Cover crops are valuable tools in crop systems in agriculture and also governmental instruments to reduce leaching of nitrate and promote biodiversity. European countries have different set of rules that farmers have to follow to be in compliance with national legislation. It can be quite a challenge for farmers to navigate in the catalogues of rules and mandatory requirements combined with voluntary schemes to match the goals.
Our soils are a dynamic system composed of living and dead organisms, decomposing and residual organic matter, minerals, water and oxygen. The balance can be affected by conservation practices where we can impact nutrient cycling, water quality and overall soil structure and condition. As cover crops grow, die and break-down, they feed the soil food web and improve soil quality retaining nutrients, adding carbon, increase water holding capacity while reducing runoff and evaporation, hence overall variability against weather extremes.
Cover crops stimulate microbial activity because they supply food (carbon) for the microorganisms to feed on. Microorganisms in our soils use cover crop plant residues to build organic matter and increase nutritional value of the soil. Carbon reserves and actively growing plant roots increase mycorrhizal hyphae creating soil aggregates that act like a net capturing organic matter and soil particles. Aggregate stability builds soil structure and ultimately leads to better nutrient cycling and better movement of water and oxygen. Adding legumes, farmer’s get a source of additional sustainable nitrogen by converting atmospheric nitrogen into nutrients plants can use.
Cover crops can aggressively scavenge and cycle nutrients from deep within the soil profile making them available in the root zone of subsequent crops, improving yields and reducing runoff into sensitive environments. The extensive root systems cling to the top layer of soil creating an interior shield from erosion while top growth minimizes wind and water erosion. Deep burrowing roots break through compacted soil to create pore space improving aeration, water movement and helping soil organisms flourish.
The crop rotation are also benefited in other ways. Cover crops create competition for winter annuals and other weeds by shading them out and preventing them from robbing valuable moisture and nutrients from subsequent cash crops with the potential of lowering herbicide requirements. Most cover crops that suppress weeds during the winter months can consequently reduce nematode populations by causing premature egg hatching, eliminating winter annuals that historically provide a refuge for nematode populations or by containing chemicals that naturally fumigate at-risk soil environments.

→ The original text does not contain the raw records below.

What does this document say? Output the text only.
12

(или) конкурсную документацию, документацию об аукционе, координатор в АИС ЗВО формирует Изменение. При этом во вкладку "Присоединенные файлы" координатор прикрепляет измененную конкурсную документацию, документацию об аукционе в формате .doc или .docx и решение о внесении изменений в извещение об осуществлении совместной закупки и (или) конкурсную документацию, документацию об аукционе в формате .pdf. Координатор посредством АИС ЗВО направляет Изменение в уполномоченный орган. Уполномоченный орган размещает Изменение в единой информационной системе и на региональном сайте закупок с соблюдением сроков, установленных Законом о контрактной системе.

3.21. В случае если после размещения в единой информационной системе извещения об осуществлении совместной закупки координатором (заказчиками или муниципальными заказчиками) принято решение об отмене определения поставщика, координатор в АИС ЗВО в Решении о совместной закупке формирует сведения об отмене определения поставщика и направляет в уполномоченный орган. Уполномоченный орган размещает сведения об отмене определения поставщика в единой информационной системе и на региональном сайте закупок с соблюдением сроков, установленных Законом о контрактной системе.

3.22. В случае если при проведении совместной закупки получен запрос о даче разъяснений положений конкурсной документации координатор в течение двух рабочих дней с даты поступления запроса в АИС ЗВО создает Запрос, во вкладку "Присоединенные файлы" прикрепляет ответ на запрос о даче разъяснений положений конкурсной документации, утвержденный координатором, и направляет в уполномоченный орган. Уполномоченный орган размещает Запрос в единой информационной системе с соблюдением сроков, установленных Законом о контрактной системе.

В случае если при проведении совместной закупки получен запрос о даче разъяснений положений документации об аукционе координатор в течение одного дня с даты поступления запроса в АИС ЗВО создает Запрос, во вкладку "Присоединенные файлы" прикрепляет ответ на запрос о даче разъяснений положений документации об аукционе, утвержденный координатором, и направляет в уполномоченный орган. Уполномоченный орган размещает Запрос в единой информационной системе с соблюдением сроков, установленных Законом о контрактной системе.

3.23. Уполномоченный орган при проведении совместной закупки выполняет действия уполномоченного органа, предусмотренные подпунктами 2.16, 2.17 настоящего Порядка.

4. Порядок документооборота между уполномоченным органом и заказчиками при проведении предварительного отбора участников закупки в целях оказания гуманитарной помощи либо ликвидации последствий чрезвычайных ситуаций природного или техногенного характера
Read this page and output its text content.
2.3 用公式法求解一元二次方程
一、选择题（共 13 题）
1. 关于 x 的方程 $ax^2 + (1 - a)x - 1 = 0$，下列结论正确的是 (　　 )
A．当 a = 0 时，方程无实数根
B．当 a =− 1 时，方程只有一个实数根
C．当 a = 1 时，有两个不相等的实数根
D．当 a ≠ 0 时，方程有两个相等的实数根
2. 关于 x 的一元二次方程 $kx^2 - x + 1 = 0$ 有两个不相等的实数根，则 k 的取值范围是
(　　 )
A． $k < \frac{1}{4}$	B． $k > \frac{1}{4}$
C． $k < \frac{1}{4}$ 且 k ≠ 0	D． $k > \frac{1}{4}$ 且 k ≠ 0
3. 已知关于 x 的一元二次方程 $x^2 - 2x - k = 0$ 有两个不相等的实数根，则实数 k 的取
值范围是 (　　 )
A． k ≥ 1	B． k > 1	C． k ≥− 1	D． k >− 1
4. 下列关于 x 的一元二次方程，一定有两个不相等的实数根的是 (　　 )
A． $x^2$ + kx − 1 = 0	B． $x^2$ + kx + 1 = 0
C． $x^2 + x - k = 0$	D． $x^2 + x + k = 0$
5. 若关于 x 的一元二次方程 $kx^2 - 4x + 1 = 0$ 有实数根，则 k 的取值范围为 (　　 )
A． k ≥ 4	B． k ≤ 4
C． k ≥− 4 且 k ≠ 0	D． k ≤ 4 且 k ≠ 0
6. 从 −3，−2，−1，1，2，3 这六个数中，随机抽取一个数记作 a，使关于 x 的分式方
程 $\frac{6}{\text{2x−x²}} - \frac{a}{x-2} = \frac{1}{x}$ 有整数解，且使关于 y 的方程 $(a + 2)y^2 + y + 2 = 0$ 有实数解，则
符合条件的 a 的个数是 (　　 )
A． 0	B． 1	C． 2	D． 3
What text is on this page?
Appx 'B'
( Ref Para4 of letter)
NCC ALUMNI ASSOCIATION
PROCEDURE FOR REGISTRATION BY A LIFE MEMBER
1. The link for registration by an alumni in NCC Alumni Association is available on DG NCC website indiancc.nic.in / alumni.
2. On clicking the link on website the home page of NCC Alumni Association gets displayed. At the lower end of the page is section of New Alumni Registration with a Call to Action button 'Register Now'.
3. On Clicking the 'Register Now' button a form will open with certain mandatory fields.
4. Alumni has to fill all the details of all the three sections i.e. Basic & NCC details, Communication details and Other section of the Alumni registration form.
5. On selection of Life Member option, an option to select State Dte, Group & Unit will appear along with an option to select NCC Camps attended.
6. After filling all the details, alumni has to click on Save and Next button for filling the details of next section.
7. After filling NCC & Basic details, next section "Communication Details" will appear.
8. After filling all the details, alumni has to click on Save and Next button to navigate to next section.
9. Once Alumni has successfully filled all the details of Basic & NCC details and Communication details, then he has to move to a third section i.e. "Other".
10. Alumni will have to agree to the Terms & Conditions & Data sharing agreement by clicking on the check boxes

Many cover crop species provide both the benefit as soil cover while providing a valuable forage source for livestock. Fall, winter and spring cover crops create environments crucial for wildlife protection and nesting. Additionally, the biodiversity created by many cover crop systems have positive effects on native pollinators.
All these benefits create the opportunity for better yield potential in cash crops, lower input costs and ultimately higher land values. In addition, some countries offer cost-sharing initiatives for this important practice. So, take a break in your soil rotation and discover a world of opportunities in cover crops.